Mobilité dans la capitale

Le CSV Stad plaide pour «moins de navetteurs»

19 Juin 2017 Par Jean-Michel Hennebert
Luxembourg
Pour le CSV Stad, la question de la mobilité doit être liée à une réduction du nombre de personnes résidant hors de la capitale, et donc liée à celle du logement. (Photo: Olivier Minaire / archives)

Après avoir présenté les grandes lignes de son programme sur le logement, le parti d’opposition à la majorité DP-Déi Gréng dans la capitale dévoile ses idées en matière de mobilité. Dont la hausse du nombre de personnes résidentes et travaillant à Luxembourg-ville.

Pour Serge Wilmes, tête de file du CSV Stad en vue des élections communales du 8 octobre prochain, la question de la mobilité est intimement liée à celle du logement. D’où la volonté de lier les deux thématiques dans le programme électoral dont les grandes lignes liées aux déplacements urbains ont été dévoilées lundi. «Nous souhaitons voir se mettre en place une approche multimodale avec une promotion de tous les modes de transport pour répondre aux défis qui touchent tous les jours les personnes qui se déplacent quotidiennement sur le territoire de la capitale», assure-t-il. «Ce qui induit qu’il faudrait qu’il y ait un plus grand nombre de personnes qui vivent et qui travaillent en ville, donc moins de navetteurs.» Autrement dit, «de personnes qui viennent de l’extérieur du pays ou de l’extérieur de la ville».

Interrogée sur la manière dont il souhaitait mettre en place ce nouvel équilibre, la tête de liste des chrétiens-sociaux dans la capitale a plaidé une nouvelle fois pour «la création de deux nouveaux quartiers sur les grands espaces disponibles, à savoir à l’ouest de Cessange et dans la partie nord du Kirchberg». Deux quartiers potentiels «dotés d’une densité plus importante» qui seraient créés par les autorités communales et «reliés bien évidemment aux différents modes de transport» afin de «faciliter les déplacements de ses habitants». Une référence, notamment pour Cessange, à la volonté de créer une gare comme le préconisait l’actuelle tête de liste nationale CSV lorsqu’elle occupait le ministère de la Place de l’Europe.

Des idées qui ne peuvent pas être chiffrées à l’heure actuelle.

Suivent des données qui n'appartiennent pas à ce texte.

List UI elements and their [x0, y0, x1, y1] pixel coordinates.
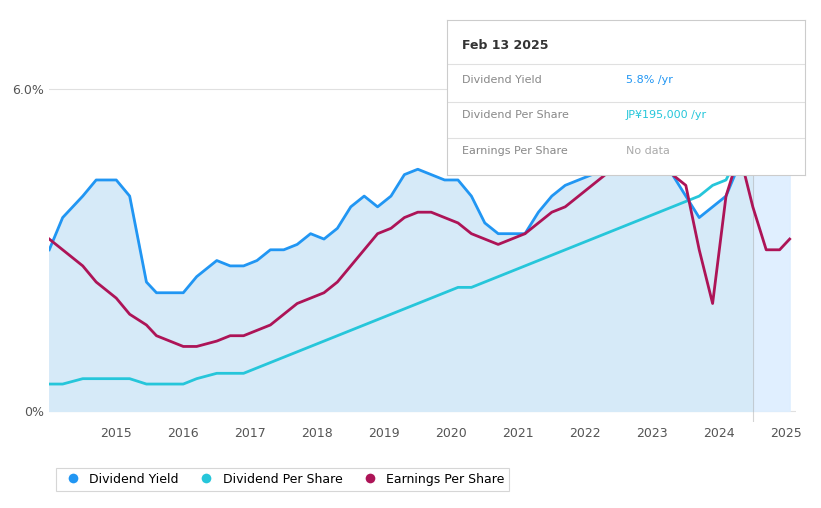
Text: Earnings Per Share: Earnings Per Share	[461, 146, 567, 156]
Text: Dividend Per Share: Dividend Per Share	[461, 110, 569, 120]
Legend: Dividend Yield, Dividend Per Share, Earnings Per Share: Dividend Yield, Dividend Per Share, Earn…	[56, 467, 509, 491]
Text: No data: No data	[626, 146, 670, 156]
Text: Dividend Yield: Dividend Yield	[461, 75, 542, 84]
Text: 5.8% /yr: 5.8% /yr	[626, 75, 673, 84]
Text: Feb 13 2025: Feb 13 2025	[461, 39, 548, 52]
Text: JP¥195,000 /yr: JP¥195,000 /yr	[626, 110, 707, 120]
Text: Past: Past	[756, 81, 779, 90]
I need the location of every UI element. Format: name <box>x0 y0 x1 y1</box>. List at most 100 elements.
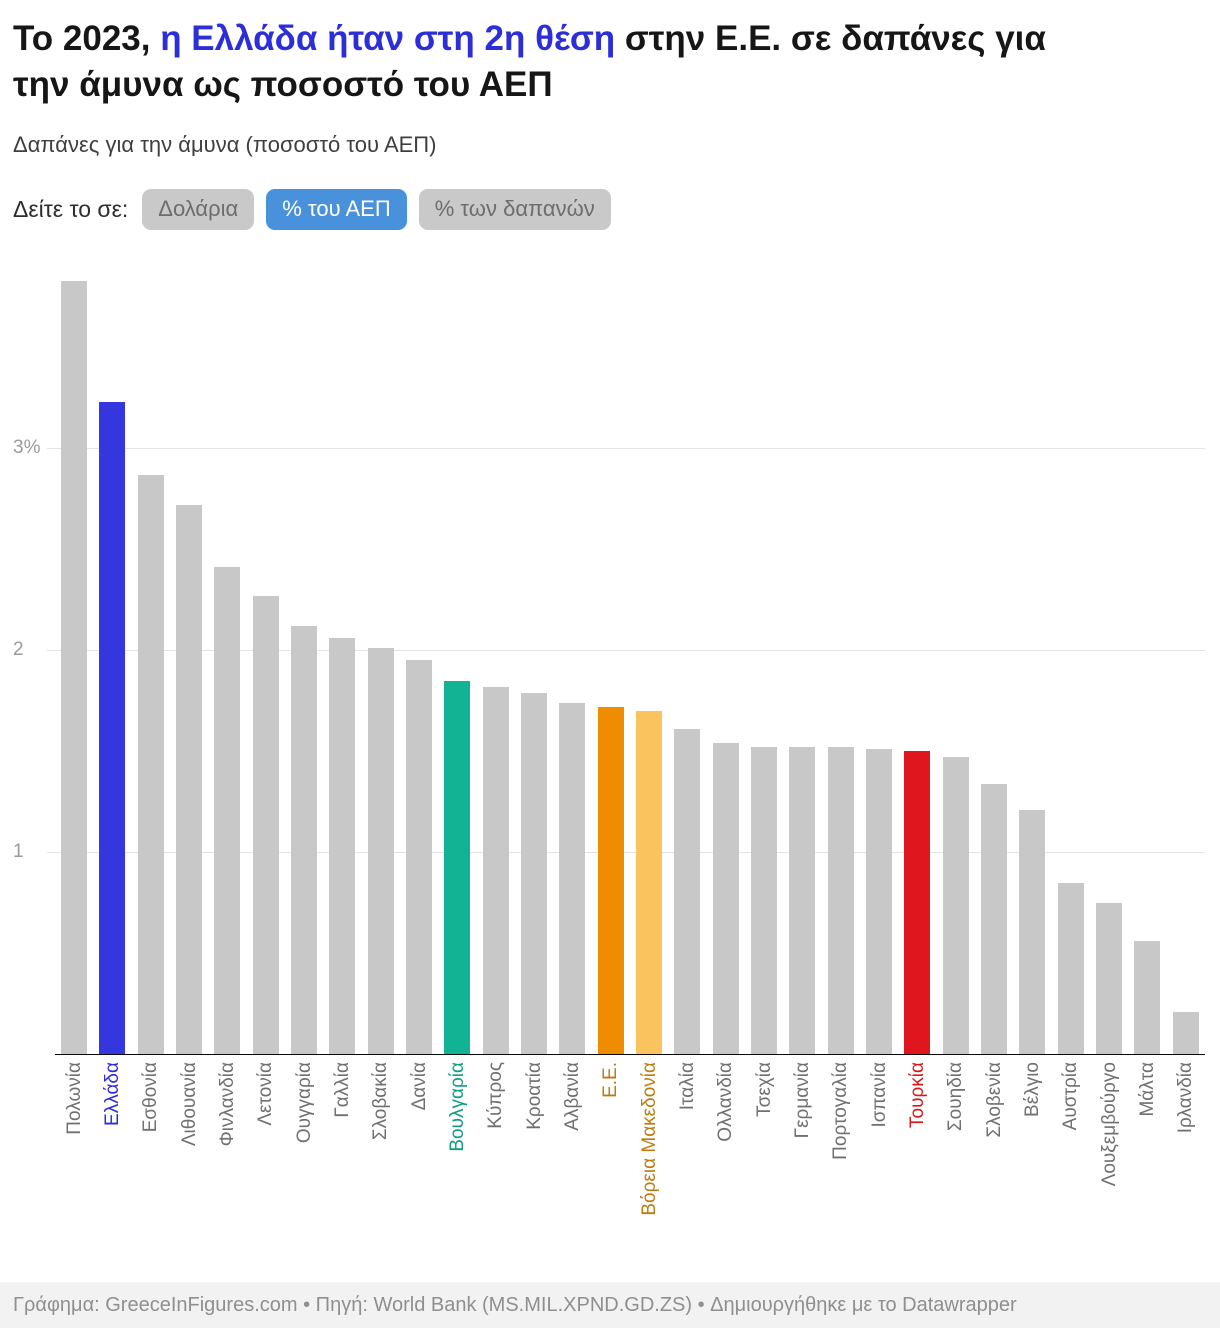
bar[interactable] <box>367 648 394 1055</box>
bar[interactable] <box>99 401 126 1055</box>
bar-column <box>1167 260 1205 1055</box>
y-axis-label: 1 <box>13 841 24 863</box>
title-pre: Το 2023, <box>13 19 161 58</box>
bar[interactable] <box>482 686 509 1055</box>
x-axis-label-slot: Λουξεμβούργο <box>1090 1062 1128 1216</box>
x-axis-label: Ισπανία <box>868 1062 890 1128</box>
bar-column <box>1013 260 1051 1055</box>
x-axis-label: Βόρεια Μακεδονία <box>638 1062 660 1217</box>
bar[interactable] <box>444 680 471 1055</box>
bar-column <box>553 260 591 1055</box>
bar-column <box>323 260 361 1055</box>
bar[interactable] <box>981 783 1008 1055</box>
bar[interactable] <box>406 660 433 1055</box>
bar[interactable] <box>636 710 663 1055</box>
x-axis-label: Αλβανία <box>561 1062 583 1132</box>
bar[interactable] <box>252 595 279 1055</box>
x-axis-label: Λιθουανία <box>178 1062 200 1147</box>
x-axis-label-slot: Ε.Ε. <box>592 1062 630 1216</box>
bar-column <box>247 260 285 1055</box>
x-axis-label-slot: Γερμανία <box>783 1062 821 1216</box>
bar[interactable] <box>904 751 931 1055</box>
bar[interactable] <box>61 280 88 1055</box>
x-axis-label-slot: Δανία <box>400 1062 438 1216</box>
bar[interactable] <box>521 692 548 1055</box>
header: Το 2023, η Ελλάδα ήταν στη 2η θέση στην … <box>0 0 1220 231</box>
bar-chart: 1 2 3% Πολωνία Ελλάδα Εσθονία Λιθουανία Φινλαν… <box>0 260 1220 1216</box>
x-axis-label: Ουγγαρία <box>293 1062 315 1144</box>
view-toggle-spending-percent[interactable]: % των δαπανών <box>418 188 611 231</box>
view-toggle-gdp-percent[interactable]: % του ΑΕΠ <box>266 188 407 231</box>
y-axis: 1 2 3% <box>13 260 55 1054</box>
bar-column <box>170 260 208 1055</box>
bar[interactable] <box>866 749 893 1055</box>
x-axis-label-slot: Ολλανδία <box>707 1062 745 1216</box>
x-axis-label-slot: Βουλγαρία <box>438 1062 476 1216</box>
x-axis-label: Ιταλία <box>676 1062 698 1111</box>
bar[interactable] <box>1172 1011 1199 1055</box>
x-axis-label-slot: Κροατία <box>515 1062 553 1216</box>
bar[interactable] <box>176 504 203 1055</box>
bar[interactable] <box>712 743 739 1055</box>
x-axis-label: Τσεχία <box>753 1062 775 1118</box>
bar[interactable] <box>789 747 816 1055</box>
bar-column <box>438 260 476 1055</box>
view-toggle-dollars[interactable]: Δολάρια <box>142 188 255 231</box>
x-axis-label: Κροατία <box>523 1062 545 1131</box>
bar[interactable] <box>1019 809 1046 1055</box>
x-axis-label: Ελλάδα <box>101 1062 123 1127</box>
bar[interactable] <box>214 567 241 1055</box>
bar[interactable] <box>137 474 164 1055</box>
x-axis-label: Λετονία <box>255 1062 277 1127</box>
view-toggle-label: Δείτε το σε: <box>13 195 129 222</box>
x-axis-label: Σλοβενία <box>983 1062 1005 1139</box>
x-axis-label-slot: Εσθονία <box>132 1062 170 1216</box>
title-highlight: η Ελλάδα ήταν στη 2η θέση <box>160 19 616 58</box>
x-axis-label: Βουλγαρία <box>446 1062 468 1153</box>
x-axis-label-slot: Αυστρία <box>1052 1062 1090 1216</box>
bar-column <box>208 260 246 1055</box>
title-post: στην Ε.Ε. σε δαπάνες για την άμυνα ως πο… <box>13 19 1046 105</box>
x-axis-label: Γερμανία <box>791 1062 813 1139</box>
x-axis-label: Γαλλία <box>331 1062 353 1119</box>
x-axis-label-slot: Αλβανία <box>553 1062 591 1216</box>
bar[interactable] <box>942 757 969 1055</box>
x-axis-label: Βέλγιο <box>1021 1062 1043 1118</box>
x-axis-label: Ολλανδία <box>715 1062 737 1143</box>
bar[interactable] <box>597 706 624 1055</box>
bar[interactable] <box>1134 941 1161 1055</box>
gridline <box>47 448 1205 450</box>
x-axis-label: Δανία <box>408 1062 430 1111</box>
bar-column <box>1090 260 1128 1055</box>
bar[interactable] <box>827 747 854 1055</box>
footer: Γράφημα: GreeceInFigures.com • Πηγή: Wor… <box>0 1282 1220 1328</box>
x-axis-label: Μάλτα <box>1136 1062 1158 1117</box>
x-axis-label-slot: Σουηδία <box>937 1062 975 1216</box>
x-axis-label-slot: Βόρεια Μακεδονία <box>630 1062 668 1216</box>
bar[interactable] <box>1096 902 1123 1055</box>
x-axis-label-slot: Σλοβακία <box>362 1062 400 1216</box>
bar[interactable] <box>674 729 701 1055</box>
bar[interactable] <box>1057 882 1084 1055</box>
x-axis-label-slot: Τσεχία <box>745 1062 783 1216</box>
x-axis-label: Αυστρία <box>1060 1062 1082 1131</box>
x-axis-labels: Πολωνία Ελλάδα Εσθονία Λιθουανία Φινλανδία Λε… <box>55 1062 1205 1216</box>
x-axis-label-slot: Πορτογαλία <box>822 1062 860 1216</box>
chart-subtitle: Δαπάνες για την άμυνα (ποσοστό του ΑΕΠ) <box>13 132 437 158</box>
x-axis-label-slot: Λιθουανία <box>170 1062 208 1216</box>
x-axis-label-slot: Τουρκία <box>898 1062 936 1216</box>
bar[interactable] <box>751 747 778 1055</box>
bar-column <box>783 260 821 1055</box>
x-axis-label-slot: Σλοβενία <box>975 1062 1013 1216</box>
x-axis-label-slot: Πολωνία <box>55 1062 93 1216</box>
y-axis-label: 2 <box>13 639 24 661</box>
bar-column <box>745 260 783 1055</box>
x-axis-label: Εσθονία <box>140 1062 162 1133</box>
x-axis-label-slot: Φινλανδία <box>208 1062 246 1216</box>
bar-column <box>630 260 668 1055</box>
bar[interactable] <box>329 638 356 1055</box>
x-axis-label-slot: Κύπρος <box>477 1062 515 1216</box>
bar[interactable] <box>559 702 586 1055</box>
plot-area <box>47 260 1205 1056</box>
bar[interactable] <box>291 626 318 1055</box>
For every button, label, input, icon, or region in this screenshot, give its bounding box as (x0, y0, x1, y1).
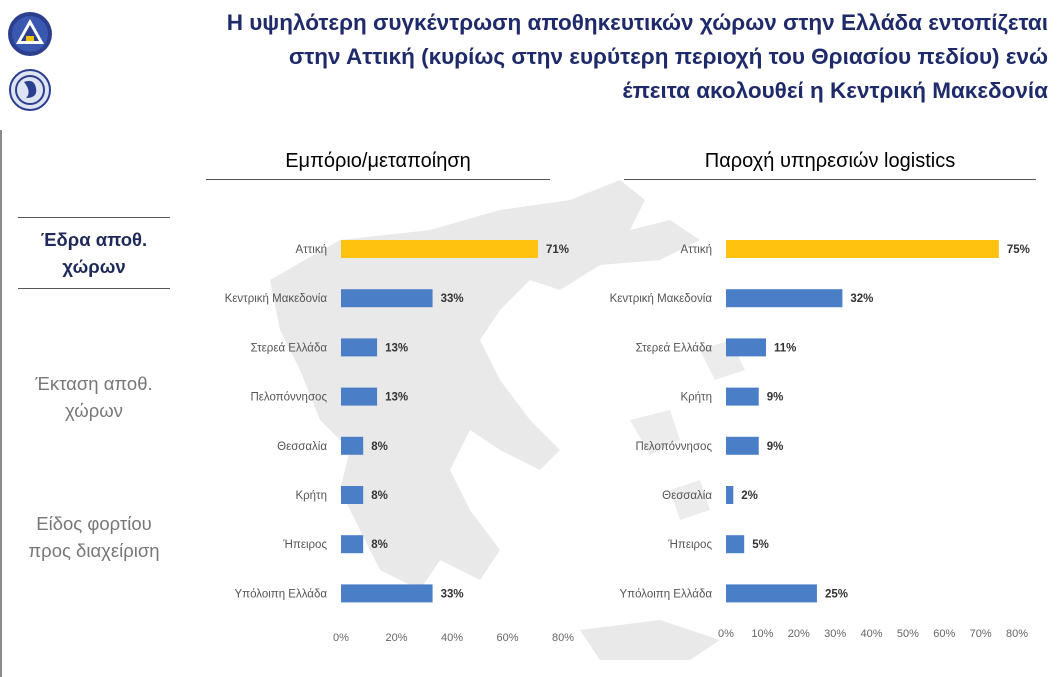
bar (341, 486, 364, 504)
chart-2-title: Παροχή υπηρεσιών logistics (624, 150, 1036, 180)
category-label: Θεσσαλία (662, 490, 712, 502)
bar (726, 535, 745, 554)
category-label: Θεσσαλία (277, 441, 327, 453)
x-tick-label: 0% (333, 632, 349, 644)
bar (341, 387, 378, 406)
category-label: Αττική (296, 244, 327, 256)
page-title: Η υψηλότερη συγκέντρωση αποθηκευτικών χώ… (80, 6, 1048, 108)
bar (341, 584, 433, 603)
sidebar-item-storage-seat[interactable]: Έδρα αποθ. χώρων (18, 217, 170, 289)
title-line-2: στην Αττική (κυρίως στην ευρύτερη περιοχ… (288, 44, 1048, 69)
bar (341, 436, 364, 455)
x-tick-label: 80% (552, 632, 574, 644)
value-label: 13% (385, 342, 408, 354)
x-tick-label: 80% (1006, 628, 1028, 640)
bar (726, 289, 843, 308)
x-tick-label: 60% (496, 632, 518, 644)
value-label: 5% (752, 539, 769, 551)
value-label: 2% (741, 490, 758, 502)
value-label: 11% (774, 342, 796, 354)
value-label: 13% (385, 392, 408, 404)
x-tick-label: 0% (718, 628, 734, 640)
category-label: Υπόλοιπη Ελλάδα (234, 588, 327, 600)
title-line-3: έπειτα ακολουθεί η Κεντρική Μακεδονία (622, 78, 1048, 103)
category-label: Κρήτη (680, 392, 712, 404)
bar (726, 436, 759, 455)
sidebar-item-storage-area[interactable]: Έκταση αποθ. χώρων (35, 373, 153, 421)
emblem-logo-icon (9, 69, 51, 111)
category-label: Πελοπόννησος (635, 441, 712, 453)
institute-logo-icon (8, 12, 52, 56)
bar (341, 289, 433, 308)
bar (341, 240, 539, 258)
category-label: Κεντρική Μακεδονία (225, 293, 328, 305)
chart-1-title: Εμπόριο/μεταποίηση (206, 150, 550, 180)
value-label: 33% (441, 588, 464, 600)
bar (341, 535, 364, 554)
left-border (0, 130, 2, 677)
value-label: 25% (825, 588, 848, 600)
category-label: Ήπειρος (282, 539, 327, 551)
category-label: Υπόλοιπη Ελλάδα (619, 588, 712, 600)
value-label: 71% (546, 244, 569, 256)
value-label: 75% (1007, 244, 1030, 256)
category-label: Στερεά Ελλάδα (251, 342, 328, 354)
category-label: Κεντρική Μακεδονία (610, 293, 713, 305)
bar (726, 338, 767, 357)
bar (726, 584, 817, 603)
bar (341, 338, 378, 357)
x-tick-label: 60% (933, 628, 955, 640)
x-tick-label: 40% (860, 628, 882, 640)
bar (726, 387, 759, 406)
value-label: 32% (850, 293, 873, 305)
x-tick-label: 40% (441, 632, 463, 644)
x-tick-label: 20% (385, 632, 407, 644)
x-tick-label: 10% (751, 628, 773, 640)
value-label: 8% (371, 490, 388, 502)
x-tick-label: 30% (824, 628, 846, 640)
sidebar-item-cargo-type[interactable]: Είδος φορτίου προς διαχείριση (28, 513, 160, 561)
value-label: 9% (767, 392, 784, 404)
category-label: Αττική (681, 244, 712, 256)
value-label: 33% (441, 293, 464, 305)
title-line-1: Η υψηλότερη συγκέντρωση αποθηκευτικών χώ… (226, 10, 1048, 35)
category-label: Κρήτη (295, 490, 327, 502)
category-label: Πελοπόννησος (250, 392, 327, 404)
x-tick-label: 50% (897, 628, 919, 640)
value-label: 8% (371, 539, 388, 551)
value-label: 8% (371, 441, 388, 453)
bar (726, 486, 734, 504)
bar (726, 240, 999, 258)
x-tick-label: 20% (788, 628, 810, 640)
value-label: 9% (767, 441, 784, 453)
category-label: Στερεά Ελλάδα (636, 342, 713, 354)
x-tick-label: 70% (970, 628, 992, 640)
category-label: Ήπειρος (667, 539, 712, 551)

Serge Wilmes, tête de liste CSV Stad

En termes d’infrastructures, le CSV Stad plaide pour «l’application d’une version revisitée du plan Modu développé en 2012 par Claude Wiseler» lors de sa présence au ministère du Développement durable et des Infrastructures. À savoir la création ou l’adaptation de nouveaux réseaux urbains. Outre «le développement des pistes cyclables en site propre», «l’instauration de règles claires entre piétons et cyclistes» ou «la création d’un by-pass au Cents», destiné à relier la ligne ferroviaire en provenance de l’est du pays à celle du nord en contournant la gare centrale, le parti d’opposition entend mettre en place «une ligne circulaire qui relie en bus tous les quartiers sans passer par le centre».

Autant d’idées «qui ne peuvent pas, à l’heure actuelle, être chiffrées», estime Serge Wilmes, estimant toutefois que «la Ville de Luxembourg possède des ressources conséquentes et doit aussi compter sur celles de l’État, vu qu’il est difficile de séparer les intérêts de la capitale de ceux du pays».